Ich bleibe hängen, an diesen Sätzen, im Gestrüpp ihrer verqueren Zahlen-Bezüge, in ihrer buchhalterischen Positivität. Die Initianten wissen offensichtlich, wann man hierzulande vollzählig ist, man kennt also die angemessene Anzahl Menschen, die in der Schweiz leben kann, ohne die «natürlichen Lebensgrundlagen» zu gefährden; die erwünschte Bevölkerung ist die Bezugsgrösse dieser Zahl. 

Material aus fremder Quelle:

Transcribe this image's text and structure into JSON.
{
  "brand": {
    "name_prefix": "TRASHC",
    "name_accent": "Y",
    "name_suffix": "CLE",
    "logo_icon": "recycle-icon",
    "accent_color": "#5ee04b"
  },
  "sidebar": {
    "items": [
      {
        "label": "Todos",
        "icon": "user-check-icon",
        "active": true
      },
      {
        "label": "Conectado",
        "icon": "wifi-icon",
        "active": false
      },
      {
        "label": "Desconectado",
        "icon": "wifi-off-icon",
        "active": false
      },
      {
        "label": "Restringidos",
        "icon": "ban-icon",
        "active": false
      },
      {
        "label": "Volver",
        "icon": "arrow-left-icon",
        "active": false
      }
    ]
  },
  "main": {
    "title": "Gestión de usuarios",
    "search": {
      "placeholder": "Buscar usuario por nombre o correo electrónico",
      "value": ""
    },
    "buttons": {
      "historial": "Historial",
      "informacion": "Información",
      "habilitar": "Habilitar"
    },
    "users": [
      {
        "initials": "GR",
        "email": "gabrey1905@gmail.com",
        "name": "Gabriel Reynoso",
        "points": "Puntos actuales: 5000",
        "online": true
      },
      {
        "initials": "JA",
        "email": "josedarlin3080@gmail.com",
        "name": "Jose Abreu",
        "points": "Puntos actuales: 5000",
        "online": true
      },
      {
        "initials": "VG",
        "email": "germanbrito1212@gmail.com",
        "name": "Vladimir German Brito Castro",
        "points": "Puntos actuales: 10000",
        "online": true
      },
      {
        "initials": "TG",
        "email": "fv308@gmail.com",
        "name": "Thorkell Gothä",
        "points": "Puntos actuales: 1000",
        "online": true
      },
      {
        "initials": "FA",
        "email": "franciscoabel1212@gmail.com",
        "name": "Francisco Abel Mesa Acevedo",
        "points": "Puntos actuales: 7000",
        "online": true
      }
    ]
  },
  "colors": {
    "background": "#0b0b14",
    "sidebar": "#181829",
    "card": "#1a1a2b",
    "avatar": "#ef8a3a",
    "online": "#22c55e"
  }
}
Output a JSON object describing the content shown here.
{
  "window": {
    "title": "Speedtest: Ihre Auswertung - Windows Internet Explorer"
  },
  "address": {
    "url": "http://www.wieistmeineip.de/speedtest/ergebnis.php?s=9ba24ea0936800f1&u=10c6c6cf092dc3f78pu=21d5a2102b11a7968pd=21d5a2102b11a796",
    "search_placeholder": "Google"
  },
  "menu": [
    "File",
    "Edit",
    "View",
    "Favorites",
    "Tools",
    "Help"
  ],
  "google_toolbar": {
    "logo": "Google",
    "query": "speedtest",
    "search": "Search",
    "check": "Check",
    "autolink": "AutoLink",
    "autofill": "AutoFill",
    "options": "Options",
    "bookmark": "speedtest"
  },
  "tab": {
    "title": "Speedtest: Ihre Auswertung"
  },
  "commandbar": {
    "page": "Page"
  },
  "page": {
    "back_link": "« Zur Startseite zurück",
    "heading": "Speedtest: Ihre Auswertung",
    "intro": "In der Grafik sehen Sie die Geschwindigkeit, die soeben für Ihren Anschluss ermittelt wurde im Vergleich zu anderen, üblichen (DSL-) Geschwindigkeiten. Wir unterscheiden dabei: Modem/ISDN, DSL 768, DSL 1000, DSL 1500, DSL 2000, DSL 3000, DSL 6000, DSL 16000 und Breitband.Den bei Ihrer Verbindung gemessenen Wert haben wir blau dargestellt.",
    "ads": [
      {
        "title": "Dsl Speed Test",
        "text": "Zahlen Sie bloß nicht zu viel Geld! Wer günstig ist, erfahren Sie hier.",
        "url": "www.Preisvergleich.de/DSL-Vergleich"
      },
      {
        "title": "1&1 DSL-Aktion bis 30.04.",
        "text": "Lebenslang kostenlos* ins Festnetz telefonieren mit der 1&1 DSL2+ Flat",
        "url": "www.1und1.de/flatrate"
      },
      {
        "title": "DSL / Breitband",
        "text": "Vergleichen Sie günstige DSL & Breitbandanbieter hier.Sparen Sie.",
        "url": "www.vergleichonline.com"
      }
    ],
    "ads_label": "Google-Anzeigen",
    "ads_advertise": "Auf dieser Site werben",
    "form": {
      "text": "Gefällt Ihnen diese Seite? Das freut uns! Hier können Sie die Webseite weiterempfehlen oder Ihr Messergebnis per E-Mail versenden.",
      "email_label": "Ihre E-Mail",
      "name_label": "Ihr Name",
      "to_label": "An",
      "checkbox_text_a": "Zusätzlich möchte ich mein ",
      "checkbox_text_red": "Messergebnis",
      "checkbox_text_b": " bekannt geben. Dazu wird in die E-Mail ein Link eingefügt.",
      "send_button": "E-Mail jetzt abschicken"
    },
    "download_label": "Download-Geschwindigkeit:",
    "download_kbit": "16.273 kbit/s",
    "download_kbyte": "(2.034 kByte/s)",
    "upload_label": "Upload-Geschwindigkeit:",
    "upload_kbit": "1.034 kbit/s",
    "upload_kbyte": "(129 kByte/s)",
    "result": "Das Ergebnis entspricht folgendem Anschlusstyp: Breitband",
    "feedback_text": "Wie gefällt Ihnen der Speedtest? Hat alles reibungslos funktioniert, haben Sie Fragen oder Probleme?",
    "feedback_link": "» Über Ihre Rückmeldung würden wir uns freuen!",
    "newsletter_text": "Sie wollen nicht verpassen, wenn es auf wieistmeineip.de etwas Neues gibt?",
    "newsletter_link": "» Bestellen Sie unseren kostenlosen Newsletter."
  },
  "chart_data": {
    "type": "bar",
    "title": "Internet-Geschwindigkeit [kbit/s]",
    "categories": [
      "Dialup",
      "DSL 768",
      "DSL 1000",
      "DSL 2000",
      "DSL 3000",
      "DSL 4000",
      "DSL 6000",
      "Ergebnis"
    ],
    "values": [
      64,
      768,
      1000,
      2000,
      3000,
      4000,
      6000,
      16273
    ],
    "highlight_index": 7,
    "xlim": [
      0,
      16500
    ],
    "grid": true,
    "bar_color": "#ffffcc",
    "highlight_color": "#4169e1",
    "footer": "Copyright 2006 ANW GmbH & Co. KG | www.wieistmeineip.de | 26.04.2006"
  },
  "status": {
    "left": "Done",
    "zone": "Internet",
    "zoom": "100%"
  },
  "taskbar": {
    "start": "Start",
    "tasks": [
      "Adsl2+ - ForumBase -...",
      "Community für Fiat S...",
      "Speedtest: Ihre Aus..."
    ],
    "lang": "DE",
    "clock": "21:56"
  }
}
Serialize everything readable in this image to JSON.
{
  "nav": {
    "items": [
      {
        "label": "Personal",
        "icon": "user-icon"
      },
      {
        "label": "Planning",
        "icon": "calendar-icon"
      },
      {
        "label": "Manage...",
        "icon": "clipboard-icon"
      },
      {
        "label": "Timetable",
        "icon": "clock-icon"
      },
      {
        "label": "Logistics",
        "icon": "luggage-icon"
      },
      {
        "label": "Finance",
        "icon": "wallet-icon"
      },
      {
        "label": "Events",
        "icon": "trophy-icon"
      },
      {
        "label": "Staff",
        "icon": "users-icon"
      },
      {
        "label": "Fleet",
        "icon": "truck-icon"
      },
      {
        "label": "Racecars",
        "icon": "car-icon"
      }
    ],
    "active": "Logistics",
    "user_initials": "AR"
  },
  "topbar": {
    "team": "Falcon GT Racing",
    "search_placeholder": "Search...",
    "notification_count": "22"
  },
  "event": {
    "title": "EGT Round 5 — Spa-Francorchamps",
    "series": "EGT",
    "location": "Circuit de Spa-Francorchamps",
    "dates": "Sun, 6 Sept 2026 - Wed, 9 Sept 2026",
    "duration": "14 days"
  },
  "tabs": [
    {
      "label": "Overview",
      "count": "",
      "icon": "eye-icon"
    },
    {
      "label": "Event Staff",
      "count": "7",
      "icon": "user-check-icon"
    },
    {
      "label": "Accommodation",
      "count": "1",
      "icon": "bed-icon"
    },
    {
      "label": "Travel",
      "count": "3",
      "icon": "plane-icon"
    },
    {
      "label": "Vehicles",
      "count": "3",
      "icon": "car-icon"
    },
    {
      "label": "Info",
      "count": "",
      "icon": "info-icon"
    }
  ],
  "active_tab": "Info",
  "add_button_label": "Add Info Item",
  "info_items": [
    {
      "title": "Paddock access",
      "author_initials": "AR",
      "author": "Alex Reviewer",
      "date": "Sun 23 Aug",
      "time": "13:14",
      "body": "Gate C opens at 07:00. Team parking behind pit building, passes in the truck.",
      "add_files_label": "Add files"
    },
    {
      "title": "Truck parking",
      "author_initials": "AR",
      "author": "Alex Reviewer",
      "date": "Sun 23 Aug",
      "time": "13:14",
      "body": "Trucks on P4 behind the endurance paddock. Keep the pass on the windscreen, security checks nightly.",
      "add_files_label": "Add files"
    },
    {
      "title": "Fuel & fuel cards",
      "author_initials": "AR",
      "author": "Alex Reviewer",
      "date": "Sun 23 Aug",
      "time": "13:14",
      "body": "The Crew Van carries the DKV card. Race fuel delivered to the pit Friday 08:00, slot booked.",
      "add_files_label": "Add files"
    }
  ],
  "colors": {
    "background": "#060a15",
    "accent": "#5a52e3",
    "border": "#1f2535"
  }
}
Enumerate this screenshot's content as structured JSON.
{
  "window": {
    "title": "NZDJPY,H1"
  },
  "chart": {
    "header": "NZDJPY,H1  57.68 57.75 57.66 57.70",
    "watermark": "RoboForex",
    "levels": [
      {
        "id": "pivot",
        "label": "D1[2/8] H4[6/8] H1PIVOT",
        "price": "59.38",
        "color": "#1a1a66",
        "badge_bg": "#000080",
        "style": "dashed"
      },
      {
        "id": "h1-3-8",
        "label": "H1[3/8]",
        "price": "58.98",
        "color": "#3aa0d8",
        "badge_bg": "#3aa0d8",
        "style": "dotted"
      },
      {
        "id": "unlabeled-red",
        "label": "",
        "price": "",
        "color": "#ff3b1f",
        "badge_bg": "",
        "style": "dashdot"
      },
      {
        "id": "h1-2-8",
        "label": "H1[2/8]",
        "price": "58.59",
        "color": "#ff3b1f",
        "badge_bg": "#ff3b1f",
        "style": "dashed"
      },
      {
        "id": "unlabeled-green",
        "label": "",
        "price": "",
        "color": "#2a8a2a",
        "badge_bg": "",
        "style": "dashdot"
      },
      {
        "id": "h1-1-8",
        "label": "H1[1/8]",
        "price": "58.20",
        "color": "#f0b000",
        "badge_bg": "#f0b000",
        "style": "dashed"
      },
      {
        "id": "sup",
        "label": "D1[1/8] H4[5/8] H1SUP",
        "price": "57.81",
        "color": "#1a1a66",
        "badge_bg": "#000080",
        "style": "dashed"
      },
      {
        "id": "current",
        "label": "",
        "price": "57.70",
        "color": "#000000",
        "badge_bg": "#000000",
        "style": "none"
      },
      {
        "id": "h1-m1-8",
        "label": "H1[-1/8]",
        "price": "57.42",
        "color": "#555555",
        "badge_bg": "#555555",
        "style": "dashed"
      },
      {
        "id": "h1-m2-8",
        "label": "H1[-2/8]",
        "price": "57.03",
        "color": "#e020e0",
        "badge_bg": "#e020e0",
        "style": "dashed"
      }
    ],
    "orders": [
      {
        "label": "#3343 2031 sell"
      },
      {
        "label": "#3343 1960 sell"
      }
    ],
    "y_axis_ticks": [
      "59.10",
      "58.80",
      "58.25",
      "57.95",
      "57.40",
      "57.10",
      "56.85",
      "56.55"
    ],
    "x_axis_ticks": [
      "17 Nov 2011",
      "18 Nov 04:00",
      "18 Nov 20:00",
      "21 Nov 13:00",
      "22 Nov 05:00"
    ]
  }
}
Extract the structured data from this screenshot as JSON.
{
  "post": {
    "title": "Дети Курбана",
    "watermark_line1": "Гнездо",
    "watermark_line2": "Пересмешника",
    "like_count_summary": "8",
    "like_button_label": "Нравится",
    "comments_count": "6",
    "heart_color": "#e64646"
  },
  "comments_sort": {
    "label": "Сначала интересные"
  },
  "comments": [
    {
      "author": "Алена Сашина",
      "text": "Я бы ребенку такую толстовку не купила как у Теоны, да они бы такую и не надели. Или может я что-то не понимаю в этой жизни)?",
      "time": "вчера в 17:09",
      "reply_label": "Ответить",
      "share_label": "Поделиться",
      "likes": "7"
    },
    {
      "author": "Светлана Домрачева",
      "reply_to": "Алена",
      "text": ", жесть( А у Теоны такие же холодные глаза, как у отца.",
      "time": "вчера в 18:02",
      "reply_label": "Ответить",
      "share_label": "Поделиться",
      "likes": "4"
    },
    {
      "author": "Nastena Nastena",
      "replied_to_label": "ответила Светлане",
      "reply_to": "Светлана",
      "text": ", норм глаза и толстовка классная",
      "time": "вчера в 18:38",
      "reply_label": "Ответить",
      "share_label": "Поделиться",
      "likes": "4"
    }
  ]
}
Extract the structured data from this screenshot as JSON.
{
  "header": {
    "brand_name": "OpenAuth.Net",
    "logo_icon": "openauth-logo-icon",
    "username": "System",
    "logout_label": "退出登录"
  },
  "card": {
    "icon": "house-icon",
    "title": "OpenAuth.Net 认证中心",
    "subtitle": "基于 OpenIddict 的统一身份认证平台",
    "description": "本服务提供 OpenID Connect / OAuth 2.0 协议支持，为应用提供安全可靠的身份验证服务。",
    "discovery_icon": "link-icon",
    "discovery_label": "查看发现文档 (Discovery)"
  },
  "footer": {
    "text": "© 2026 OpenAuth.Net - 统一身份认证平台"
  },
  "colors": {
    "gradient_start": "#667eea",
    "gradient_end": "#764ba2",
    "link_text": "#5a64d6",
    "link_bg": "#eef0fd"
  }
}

Die logische Gefährdung, die sich aus diesem System von Zahl, Anzahl, Prozentzahl ergibt, ist die «falsche» Überzahl: «Stopp der Überbevölkerung» steht im Untertitel der Initiative - in diesem Kontext sind negative Assoziationen zur Stelle, das lästige Überbein, beispielsweise. Ein nett formulierter Brief hält sich krampfhaft ans Positive, gerade dann, wenn er eigentlich Negatives meint. Die höflich, pseudo-wissenschaftliche Botschaft von Ecopop lautet, dass die Überbevölkerung von der Zuwanderung verursacht wird. Frage: Was wäre, wenn die «ständige Wohnbevölkerung der Schweiz» sich plötzlich überdurchschnittlich vermehren würde? Würde Ecopop eine Initiative lancieren, fordern, dass sich die Nachkommenschaft auf ein Kind pro Familie beschränken müsse?

Das Operieren mit nackten Zahlen, statt mit emotional aufgeladenen Begriffen, macht den Anschein, dass Ecopop eine solide Vereinigung von besorgten Bürgerinnen und Bürgern ist, die mit dem populistischen Diskurs nichts zu tun hat. Der Schein trügt; der Populismus lebt nicht nur vom Scharfmacher, sondern auch vom Biedermann, der sich so genannter wissenschaftlicher Zahlen bedient, um die (eigene) Welt in Prozenten zu retten. Dabei müssen die Scharfmacher-Begriffe nicht mehr genannt werden, die clevere (politische) Werbung operiert schon längstens mit Anspielungen und Lücken: die nicht mehr zu überblickende Zahl, die (Ausländer)Masse, auch Ecopop rekurriert auf diesen Angst-Begriff, der in allen populistischen Diskursen ihren Einsatz findet. Ohne die Politik der SVP ist Ecopop nicht zu verstehen, wäre Ecopop auch nie in diesem Ausmass diskutiert worden. Die geistige Atmosphäre der SVP ist seit Jahren erfüllt von einer bodenlosen Engstirnigkeit, von Argumenten, die nur Kurzschluss-Reaktionen ermöglichen; vergebens sucht man in dieser Luft nach Visionen, erhellenden Gedanken. Und ich befürchte, dass es die nächsten Jahre so weitergeht, visionslos, kleinmütig, offen oder verdeckt rassistisch, in einem Land, das von Armut und Dichte nicht einmal eine Ahnung hat. Die Zahlen werden weiterhin für einfältige Einsätze herhalten müssen, um Menschen aus der erwünschten Bevölkerungszahl auszuschliessen, um die eigenen Privilegien einzukerkern. Ja, ich befürchte, dass es da keine Zahlen gibt, wo es wirklich ans Lebendige geht - warum gibt es beispielsweise kein lückenlos geführtes, nationales Krebsregister?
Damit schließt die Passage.